SEM-mirror methods and application to insulator characterization

Abstract

The SEM mirror method (SEMM) is a nondestructive technique developed for insulators characterization. It provides measurements on the charge trapping ability under high electric field with a spatial resolution down to 1 /spl mu/m. SEMM consists of experimental measurements, ground current and minor plot, and a simulation part using Monte Carlo calculations. The mirror plot gives information on the trapped charge distribution at an equilibrium state. Many experimental results on different kind of materials, e.g. polymers, ceramics, single crystals, have shown that the mirror plot is useful to study insulators properties.
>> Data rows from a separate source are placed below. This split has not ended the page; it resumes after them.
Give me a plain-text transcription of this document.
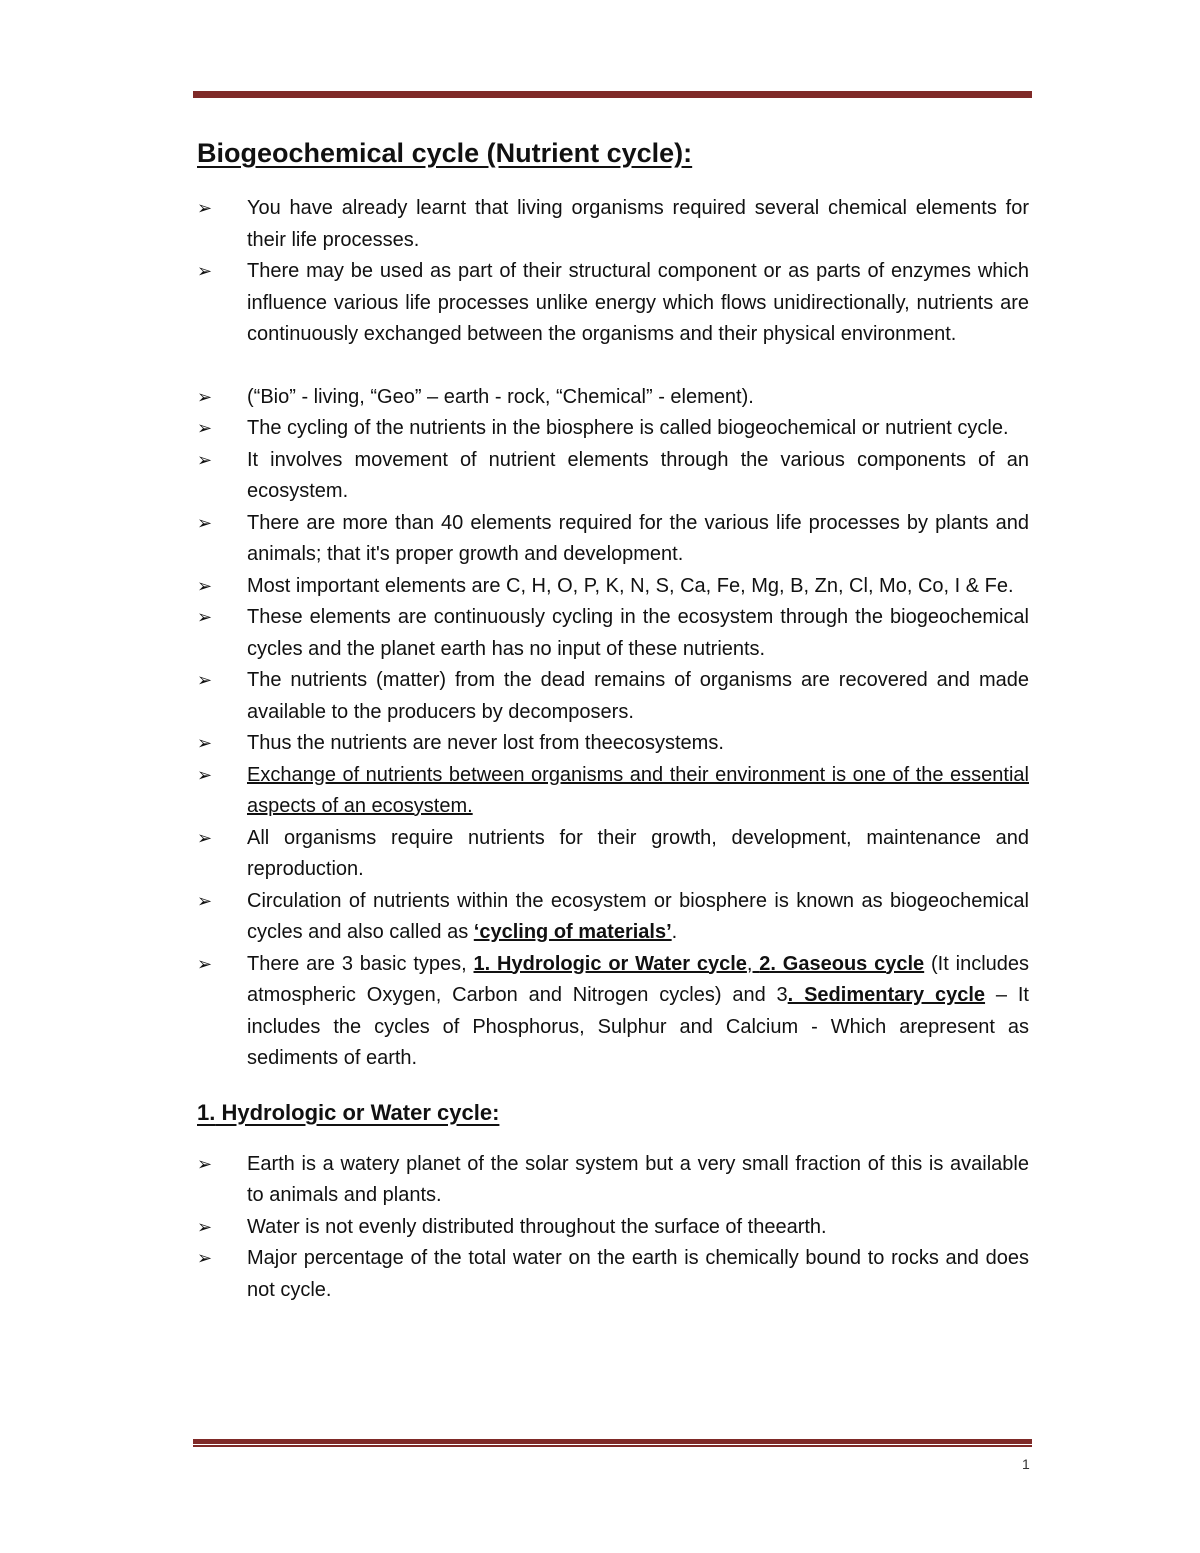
Biogeochemical cycle (Nutrient cycle):
➢ You have already learnt that living organisms required several chemical elements for their life processes.
➢ There may be used as part of their structural component or as parts of enzymes which influence various life processes unlike energy which flows unidirectionally, nutrients are continuously exchanged between the organisms and their physical environment.
➢ (“Bio” - living, “Geo” – earth - rock, “Chemical” - element).
➢ The cycling of the nutrients in the biosphere is called biogeochemical or nutrient cycle.
➢ It involves movement of nutrient elements through the various components of an ecosystem.
➢ There are more than 40 elements required for the various life processes by plants and animals; that it's proper growth and development.
➢ Most important elements are C, H, O, P, K, N, S, Ca, Fe, Mg, B, Zn, Cl, Mo, Co, I & Fe.
➢ These elements are continuously cycling in the ecosystem through the biogeochemical cycles and the planet earth has no input of these nutrients.
➢ The nutrients (matter) from the dead remains of organisms are recovered and made available to the producers by decomposers.
➢ Thus the nutrients are never lost from theecosystems.
➢ Exchange of nutrients between organisms and their environment is one of the essential aspects of an ecosystem.
➢ All organisms require nutrients for their growth, development, maintenance and reproduction.
➢ Circulation of nutrients within the ecosystem or biosphere is known as biogeochemical cycles and also called as ‘cycling of materials’.
➢ There are 3 basic types, 1. Hydrologic or Water cycle, 2. Gaseous cycle (It includes atmospheric Oxygen, Carbon and Nitrogen cycles) and 3. Sedimentary cycle – It includes the cycles of Phosphorus, Sulphur and Calcium - Which arepresent as sediments of earth.
1. Hydrologic or Water cycle:
➢ Earth is a watery planet of the solar system but a very small fraction of this is available to animals and plants.
➢ Water is not evenly distributed throughout the surface of theearth.
➢ Major percentage of the total water on the earth is chemically bound to rocks and does not cycle.
1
But, the charge distribution deduced from the experimental minor plot is not unique and more information about charge buildup is needed to reduce the set of solutions. More recently, the ground current measurement during the injection phase gave complementary results on the charge trapping rate. Under specific conditions, peaks of electron emission occur during injection which have been associated with a local flashover. This result clearly shows that SEMM is able to study insulators under high field stress close to the breakdown strength. To understand the mirror experiments, a more complete simulation of the injection phase is needed. This can be achieved through Monte Carlo simulation of the electron-matter interactions by taking into account charge trapping and detrapping processes under high field. Using these three complementary approaches, it is possible to get a better understanding of charge trapping and detrapping processes in insulators under high electric field with a fine spatial resolution.